Estas são conversas de um país que, estando em crise, vive apesar dela. Neste espaço fala-se de um Portugal que ainda consegue ser belo, de um GoCar feito playboy e de uma viagem que sempre quis fazer.



Segunda-feira, 15.10.12

De Silves a Loulé

 Pastor e aboio - Paderne

Ermida de Nossa Senhora do Pé da Cruz - Paderne

 

- Por favor, tem medronho?

- Tenho sim.

- E tem da casa?

Pausa.

- Da casa?

- Sim, se a casa faz algum medronho.

- Temos medronho de marca, se quiser.

- Sim, calculo que de marca tenha, qualquer café tem. Até em Valença do Minho deve haver medronho de marca. Perguntei se tem da casa. De algum alambique que tenha para aí escondido.

Pausa.

- Temos de marca.

- Não tem mesmo nada da casa? Eu prefiro beber a da casa, sinceramente.

Pausa.

- Deixe-me ver o que é que tenho.

Pausa.

Vai ao balão e volta passado uns segundos.

- Sabe que nós não podemos vender nada da casa, não sabe? Principalmente aguardente.

- Sei muito bem. Daí ter perguntado.

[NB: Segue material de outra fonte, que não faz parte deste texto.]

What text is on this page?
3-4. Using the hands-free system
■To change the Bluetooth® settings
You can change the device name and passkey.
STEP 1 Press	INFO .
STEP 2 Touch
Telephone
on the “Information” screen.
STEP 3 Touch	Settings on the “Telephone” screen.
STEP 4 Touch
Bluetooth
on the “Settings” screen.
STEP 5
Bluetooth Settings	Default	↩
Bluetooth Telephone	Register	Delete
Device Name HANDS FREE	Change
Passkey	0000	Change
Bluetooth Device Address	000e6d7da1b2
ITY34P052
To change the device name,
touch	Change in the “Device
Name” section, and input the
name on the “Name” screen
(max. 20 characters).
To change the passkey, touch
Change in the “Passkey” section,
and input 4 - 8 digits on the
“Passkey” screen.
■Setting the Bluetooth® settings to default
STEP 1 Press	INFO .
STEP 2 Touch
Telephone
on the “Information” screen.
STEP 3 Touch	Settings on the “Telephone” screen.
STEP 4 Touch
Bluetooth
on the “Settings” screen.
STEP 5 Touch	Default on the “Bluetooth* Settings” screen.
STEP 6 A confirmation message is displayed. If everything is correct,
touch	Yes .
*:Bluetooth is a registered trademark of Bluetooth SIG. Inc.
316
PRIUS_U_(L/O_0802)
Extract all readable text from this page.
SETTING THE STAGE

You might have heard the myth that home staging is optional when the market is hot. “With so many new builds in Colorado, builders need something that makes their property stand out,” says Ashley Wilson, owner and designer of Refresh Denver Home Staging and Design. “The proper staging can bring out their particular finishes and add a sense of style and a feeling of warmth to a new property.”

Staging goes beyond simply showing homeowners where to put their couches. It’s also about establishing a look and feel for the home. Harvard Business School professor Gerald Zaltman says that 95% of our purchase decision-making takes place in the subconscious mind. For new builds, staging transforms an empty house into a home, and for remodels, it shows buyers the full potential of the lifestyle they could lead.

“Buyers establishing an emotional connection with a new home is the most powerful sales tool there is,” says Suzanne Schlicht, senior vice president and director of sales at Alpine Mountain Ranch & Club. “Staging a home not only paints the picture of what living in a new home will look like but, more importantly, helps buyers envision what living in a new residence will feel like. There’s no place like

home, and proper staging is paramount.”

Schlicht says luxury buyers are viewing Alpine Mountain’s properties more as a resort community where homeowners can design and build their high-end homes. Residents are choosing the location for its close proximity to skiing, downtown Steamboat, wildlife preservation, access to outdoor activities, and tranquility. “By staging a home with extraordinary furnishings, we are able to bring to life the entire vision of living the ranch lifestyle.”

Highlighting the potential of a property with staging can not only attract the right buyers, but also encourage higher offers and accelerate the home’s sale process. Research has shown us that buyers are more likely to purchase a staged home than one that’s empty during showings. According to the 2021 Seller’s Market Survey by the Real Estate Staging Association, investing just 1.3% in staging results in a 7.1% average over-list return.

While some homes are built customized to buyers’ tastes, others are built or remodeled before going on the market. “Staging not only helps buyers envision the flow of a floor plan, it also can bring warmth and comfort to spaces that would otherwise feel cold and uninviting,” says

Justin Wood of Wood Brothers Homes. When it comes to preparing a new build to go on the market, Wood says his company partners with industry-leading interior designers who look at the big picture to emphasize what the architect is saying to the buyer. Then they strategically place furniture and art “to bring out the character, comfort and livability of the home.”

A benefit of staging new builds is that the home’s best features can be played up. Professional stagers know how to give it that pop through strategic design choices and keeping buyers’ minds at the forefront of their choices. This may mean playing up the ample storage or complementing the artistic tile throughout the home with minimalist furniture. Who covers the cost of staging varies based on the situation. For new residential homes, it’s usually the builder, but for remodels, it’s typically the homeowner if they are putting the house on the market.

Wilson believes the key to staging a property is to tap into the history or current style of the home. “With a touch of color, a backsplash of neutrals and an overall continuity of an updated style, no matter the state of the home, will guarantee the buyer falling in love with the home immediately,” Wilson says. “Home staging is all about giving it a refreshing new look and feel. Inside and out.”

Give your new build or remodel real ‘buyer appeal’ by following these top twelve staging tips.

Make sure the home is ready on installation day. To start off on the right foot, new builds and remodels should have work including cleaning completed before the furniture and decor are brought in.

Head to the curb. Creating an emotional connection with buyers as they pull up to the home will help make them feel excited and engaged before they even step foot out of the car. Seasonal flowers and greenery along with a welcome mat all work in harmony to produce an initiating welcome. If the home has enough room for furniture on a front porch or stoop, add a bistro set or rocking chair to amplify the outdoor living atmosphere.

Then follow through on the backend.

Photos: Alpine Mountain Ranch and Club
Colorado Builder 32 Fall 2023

Não se preocupe que se me apanharem com aguardente caseira eu digo que a roubei.

Pausa.

- Vou ver o que consigo arranjar.

Torna ao balcão e regressa passado uns segundos com a mão atrás das costas.

- Aqui está - e mostra-me uma garrafa com um rótulo disfarçado.

- É mesmo dessa então.

- É feita com medronhos de Messines - disse-me baixinho, e serviu-me enquanto escondia o orgulho suspeito de quem a fez.

Era transparente como é normalmente. Mas tinha mais fruto. Já bebi aguardentes de medronho que parecem álcool etílico com um ligeiríssimo travo ao fruto. Esta não. Era tão boa que saquei de um papel, pedi uma caneta, e comecei a pôr em palavras o que me ficava na boca. Já vinha de trás, a ligeira bebedeira, com o vinho algarvio ao jantar, tinto, que é uma pomada. Tem mais peso, tem mais cor e tem mais álcool. O remate da aguardente põe a cabeça a emolir, zonza. No quarto, uma meia hora depois, o sono tornou-se fácil. O espaço de tempo que vai de uma pessoa puxar os lençóis para baixo e se deitar, é para adormecer.

 

Fonte - Loulé

Mercado - Loulé

 

Passei em Algoz, Tunes, Paderne, Boliqueime e finalmente Loulé, de onde escrevo. Em Paderne, parei. Ainda dá uns mergulhos na ruralidade, e por muito contestada que a palavra seja, acho que continua a existir um sentido claro ao usá-la, sobretudo aqui, naquele que se manteve durante dezenas de anos como o último país rural da europa ocidental. A maioria não sabe, mas já viu um pedaço de Paderne ilustrado. Quando se olha para a bandeira da república portuguesa e se presta atenção aos sete castelos que contornam o escudo central, um deles é este, encostado ao cerro de Paderna que está na origem do seu nome, agora meio abandonado depois da vila se ter deslocado dois quilómetros para norte. Pelo que li tem havido uma ou outra restauração mas ninguém diria. Está vazio, e não só de pessoas. 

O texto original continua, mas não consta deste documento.